Alawor Rahman Siddique Jafforey, and his son, Tufael Mahmood Siddique, acted as directors of Spiceway Limited (Spiceway), which traded as Kings Balti Palace Restaurant in Cheltenham.
Officers from Home Office Immigration Enforcement visited the premises on 4 December 2015 when Spiceway was found to be employing two illegal workers.
Spiceway were issued with a £20,000 Notification of Liability for Civil Penalties for employing illegal workers which they did not pay.
The directors subsequently took steps to place Spiceway into liquidation, which took place on 31 March 2016.
Following an investigation by the Insolvency Service, Mr Jafforey and Mr Siddique gave undertakings to the Secretary of State for Business, Energy and Industrial Strategy in which they did not dispute failing to ensure Spiceway complied with immigration laws. The disqualifications are in effect as of 25 September 2017.
Robert Clarke, Head of Insolvent Investigations North at the Insolvency Service, said:
The Insolvency Service pursues directors who fail to pay fines imposed for breaking employment and immigration laws. We have worked closely in this case with our colleagues at the Home Office to achieve this disqualification.
The public has a right to expect those who break the law will face the consequences. Running a limited company means you have obligations as well as statutory protections. If you fail to comply with your obligations, the Insolvency Service will investigate you.
Notes to editors
Spiceway Limited (CRO No. 08607643) was incorporated in July 2013. The company’s trading name was Kings Balti Palace, and operated from 237 London Road, Charlton Kings, Cheltenham, GL52 6HZ.
Spiceway Limited entered liquidation on 31 March 2016 with assets of £6 and liabilities of £23,760.
Mr Jafforey is from Cheltenham and his date of birth is September 1960.
Mr Siddique is from Cheltenham and his date of birth is October 1989.
The disqualification undertakings were accepted by the Secretary of State on
4 September 2017 and are in effect from 25 September 2017.
A disqualification order has the effect that without specific permission of a court, a person with a disqualification cannot:
- act as a director of a company
- take part, directly or indirectly, in the promotion, formation or management of a company or limited liability partnership
- be a receiver of a company’s property
Disqualification undertakings are the administrative equivalent of a disqualification order but do not involve court proceedings.
Persons subject to a disqualification order are bound by a range of other restrictions.
The Insolvency Service, an executive agency sponsored by the Department for Business, Energy and Industrial Strategy (BEIS), administers the insolvency regime, and aims to deliver and promote a range of investigation and enforcement activities both civil and criminal in nature, to support fair and open markets.

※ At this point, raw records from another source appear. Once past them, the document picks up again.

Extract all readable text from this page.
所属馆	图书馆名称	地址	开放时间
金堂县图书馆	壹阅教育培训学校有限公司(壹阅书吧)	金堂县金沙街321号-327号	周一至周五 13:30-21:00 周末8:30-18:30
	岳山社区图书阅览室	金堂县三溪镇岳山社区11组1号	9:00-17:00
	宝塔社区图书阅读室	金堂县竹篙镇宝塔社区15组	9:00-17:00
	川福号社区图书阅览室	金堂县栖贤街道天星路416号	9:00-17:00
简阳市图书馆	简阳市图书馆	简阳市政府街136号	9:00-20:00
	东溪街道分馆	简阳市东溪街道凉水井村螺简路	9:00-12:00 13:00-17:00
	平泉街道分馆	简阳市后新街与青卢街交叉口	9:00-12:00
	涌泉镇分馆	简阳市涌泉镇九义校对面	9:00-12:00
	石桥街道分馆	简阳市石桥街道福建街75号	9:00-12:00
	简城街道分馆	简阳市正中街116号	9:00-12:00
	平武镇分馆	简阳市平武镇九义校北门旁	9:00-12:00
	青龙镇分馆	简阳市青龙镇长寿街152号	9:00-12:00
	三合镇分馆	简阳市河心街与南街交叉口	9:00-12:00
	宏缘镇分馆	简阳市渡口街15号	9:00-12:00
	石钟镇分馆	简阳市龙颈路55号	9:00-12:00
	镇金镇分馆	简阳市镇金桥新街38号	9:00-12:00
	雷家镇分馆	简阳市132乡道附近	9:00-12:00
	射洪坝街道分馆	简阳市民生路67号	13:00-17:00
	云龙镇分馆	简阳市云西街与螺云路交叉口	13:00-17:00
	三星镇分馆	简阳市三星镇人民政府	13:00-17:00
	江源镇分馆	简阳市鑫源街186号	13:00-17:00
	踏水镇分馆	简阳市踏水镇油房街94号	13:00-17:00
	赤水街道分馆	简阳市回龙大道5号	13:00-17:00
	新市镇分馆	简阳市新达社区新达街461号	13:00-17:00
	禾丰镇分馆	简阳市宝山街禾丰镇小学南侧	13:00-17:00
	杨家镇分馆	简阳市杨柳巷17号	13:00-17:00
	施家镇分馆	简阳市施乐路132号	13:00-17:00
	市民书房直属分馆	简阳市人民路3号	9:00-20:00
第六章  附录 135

We do this by effectively enforcing the statutory company and insolvency regimes, maintaining public confidence in those regimes and reducing the harm caused to victims of fraudulent activity and to the business community, including dealing with the disqualification of directors in corporate failures.
BEIS’ mission is to build a dynamic and competitive UK economy that works for all, in particular by creating the conditions for business success and promoting an open global economy. The Criminal Investigations and Prosecutions team contributes to this aim by taking action to deter fraud and to regulate the market. They investigate and prosecute a range of offences, primarily relating to personal or company insolvencies.
The agency also authorises and regulates the insolvency profession, assesses and pays statutory entitlement to redundancy payments when an employer cannot or will not pay employees, provides banking and investment services for bankruptcy and liquidation estate funds and advises ministers and other government departments on insolvency law and practice.